The variation in care across the country is probably the largest worry for patients now, and the new implementation plan should focus on that. Failings in diabetes care cause an estimated 24,000 premature deaths each year. In 2001, the Department of Health published the national service framework for diabetes, which set out clear minimum standards for good diabetes care. Those standards include nine basic care processes that aim to end preventable complications by looking for early warning signs. Despite those targets, much of the country has seen little progress towards improving detection of type 2 diabetes and reducing the number of preventable diabetes complications. In 2009-10, results from the national diabetes audit showed wild variations in inputs and outcomes for both type 1 and type 2, including the astounding figure that the proportion of type 1s receiving the recommended nine care processes ranged from as low as 5% to 50%, with an average of 32% in England. The figures were only marginally better for type 2s. It really is not good enough.

The point about the condition is that people treat themselves 364 days a year and see a practice nurse or sometimes a general practitioner—more rarely, these days, a consultant—only once a year, although they should receive the nine care processes. The chance of developing diabetic complications can be reduced by keeping blood pressure, blood glucose levels and cholesterol levels low. Regular monitoring, backed up by periodic checks, is the key. The results from the national diabetes audit demonstrate that more needs to be done to end the postcode lottery of care for people with the condition. When as few as 5% of people with type 1 diabetes are receiving all nine care processes in some areas, there is a definite failure of care. If all health care trusts followed the national service framework, such complications as blindness and kidney disease—as well as stroke, heart and other diseases—could be prevented.

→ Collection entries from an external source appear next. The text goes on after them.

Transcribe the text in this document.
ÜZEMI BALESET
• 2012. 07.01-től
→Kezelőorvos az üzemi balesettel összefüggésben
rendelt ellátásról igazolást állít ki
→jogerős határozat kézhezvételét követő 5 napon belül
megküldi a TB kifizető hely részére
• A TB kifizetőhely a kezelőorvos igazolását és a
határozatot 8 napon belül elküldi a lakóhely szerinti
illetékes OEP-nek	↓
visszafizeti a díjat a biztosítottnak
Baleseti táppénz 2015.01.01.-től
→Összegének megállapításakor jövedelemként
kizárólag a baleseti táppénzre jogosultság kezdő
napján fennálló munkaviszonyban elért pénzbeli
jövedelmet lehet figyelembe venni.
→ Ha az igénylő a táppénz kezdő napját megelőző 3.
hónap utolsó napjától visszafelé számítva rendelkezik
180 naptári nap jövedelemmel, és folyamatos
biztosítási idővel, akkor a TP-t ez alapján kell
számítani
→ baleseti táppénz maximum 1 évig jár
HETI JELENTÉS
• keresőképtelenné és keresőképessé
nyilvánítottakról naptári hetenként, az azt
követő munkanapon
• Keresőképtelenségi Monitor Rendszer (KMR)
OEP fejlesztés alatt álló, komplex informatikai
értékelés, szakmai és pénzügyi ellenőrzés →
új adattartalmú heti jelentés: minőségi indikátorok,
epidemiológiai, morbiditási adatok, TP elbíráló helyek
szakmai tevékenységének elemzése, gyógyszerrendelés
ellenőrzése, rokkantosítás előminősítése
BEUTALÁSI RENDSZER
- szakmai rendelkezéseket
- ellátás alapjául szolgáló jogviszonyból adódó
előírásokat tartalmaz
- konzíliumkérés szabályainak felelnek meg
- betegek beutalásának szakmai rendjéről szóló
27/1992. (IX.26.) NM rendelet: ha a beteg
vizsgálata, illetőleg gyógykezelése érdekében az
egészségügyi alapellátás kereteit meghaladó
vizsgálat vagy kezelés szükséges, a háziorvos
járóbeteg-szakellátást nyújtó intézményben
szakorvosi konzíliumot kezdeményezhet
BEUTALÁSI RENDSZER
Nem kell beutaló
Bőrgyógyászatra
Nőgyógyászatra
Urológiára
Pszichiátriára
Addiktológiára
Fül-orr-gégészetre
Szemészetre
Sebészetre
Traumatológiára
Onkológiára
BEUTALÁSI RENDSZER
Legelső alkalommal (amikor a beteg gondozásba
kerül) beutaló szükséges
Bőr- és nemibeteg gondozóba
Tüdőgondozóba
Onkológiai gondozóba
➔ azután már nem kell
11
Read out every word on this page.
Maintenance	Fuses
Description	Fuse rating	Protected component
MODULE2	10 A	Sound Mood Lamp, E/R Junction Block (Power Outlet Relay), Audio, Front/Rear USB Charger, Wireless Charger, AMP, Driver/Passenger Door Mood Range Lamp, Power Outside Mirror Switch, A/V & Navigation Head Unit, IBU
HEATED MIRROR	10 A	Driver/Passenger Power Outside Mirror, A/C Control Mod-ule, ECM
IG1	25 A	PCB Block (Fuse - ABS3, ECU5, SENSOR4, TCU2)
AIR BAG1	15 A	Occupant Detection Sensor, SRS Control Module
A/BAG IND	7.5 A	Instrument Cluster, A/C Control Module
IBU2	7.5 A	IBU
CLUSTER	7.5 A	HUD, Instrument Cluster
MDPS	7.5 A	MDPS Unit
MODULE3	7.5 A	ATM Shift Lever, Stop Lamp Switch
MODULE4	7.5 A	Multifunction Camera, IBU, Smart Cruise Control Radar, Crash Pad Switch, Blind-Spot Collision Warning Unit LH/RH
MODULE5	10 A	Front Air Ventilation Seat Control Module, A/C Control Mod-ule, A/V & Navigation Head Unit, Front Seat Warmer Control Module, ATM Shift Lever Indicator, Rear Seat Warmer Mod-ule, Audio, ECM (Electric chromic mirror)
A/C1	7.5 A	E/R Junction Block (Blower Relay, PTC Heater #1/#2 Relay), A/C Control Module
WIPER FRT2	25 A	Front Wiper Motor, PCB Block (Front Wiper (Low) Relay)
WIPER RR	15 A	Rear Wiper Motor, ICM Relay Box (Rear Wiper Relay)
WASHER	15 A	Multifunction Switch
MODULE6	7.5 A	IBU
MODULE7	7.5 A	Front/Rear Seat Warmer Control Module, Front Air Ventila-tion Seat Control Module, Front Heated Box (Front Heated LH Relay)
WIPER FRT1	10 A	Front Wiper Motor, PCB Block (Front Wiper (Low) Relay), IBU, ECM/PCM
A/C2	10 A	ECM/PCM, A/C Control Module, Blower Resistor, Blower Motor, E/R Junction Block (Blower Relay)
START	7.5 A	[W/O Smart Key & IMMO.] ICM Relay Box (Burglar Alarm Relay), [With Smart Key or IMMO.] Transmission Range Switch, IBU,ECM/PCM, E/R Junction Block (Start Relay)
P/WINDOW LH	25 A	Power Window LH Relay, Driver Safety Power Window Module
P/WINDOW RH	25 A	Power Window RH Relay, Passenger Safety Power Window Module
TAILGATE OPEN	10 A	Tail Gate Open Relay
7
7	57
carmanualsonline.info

I hope that we will explore a range of best practices, but I want to highlight a couple that have scope to bring immediate improvement at very little cost. An acute issue is the provision of insulin pumps for type 1s. That is an example of where the UK should look abroad for best practice. Type 1s in other developed countries, such as France, Germany or the US, can expect to benefit from a pump if that is required for their diabetes management. Somewhere between 15% and 35% of type 1s in those countries have pumps, which enables them to lead normal lives, but in the UK the figure is less than 4%. That is clearly a failure of the commissioning structure as it is now. Will the Minister address how that is likely to improve? The Work Foundation has estimated that, if pump usage reached 12%, the NHS would save about £60 million a year.

Another example of where best practice is needed is surprisingly simple: good local leadership. Good leadership, as I have been fortunate enough to experience in my own area of Torbay, is essential to promoting effective and integrated services. Integration is key to reducing costs in the long term and, more importantly, to improving patient outcomes, which all too often get lost in the debate over health care services.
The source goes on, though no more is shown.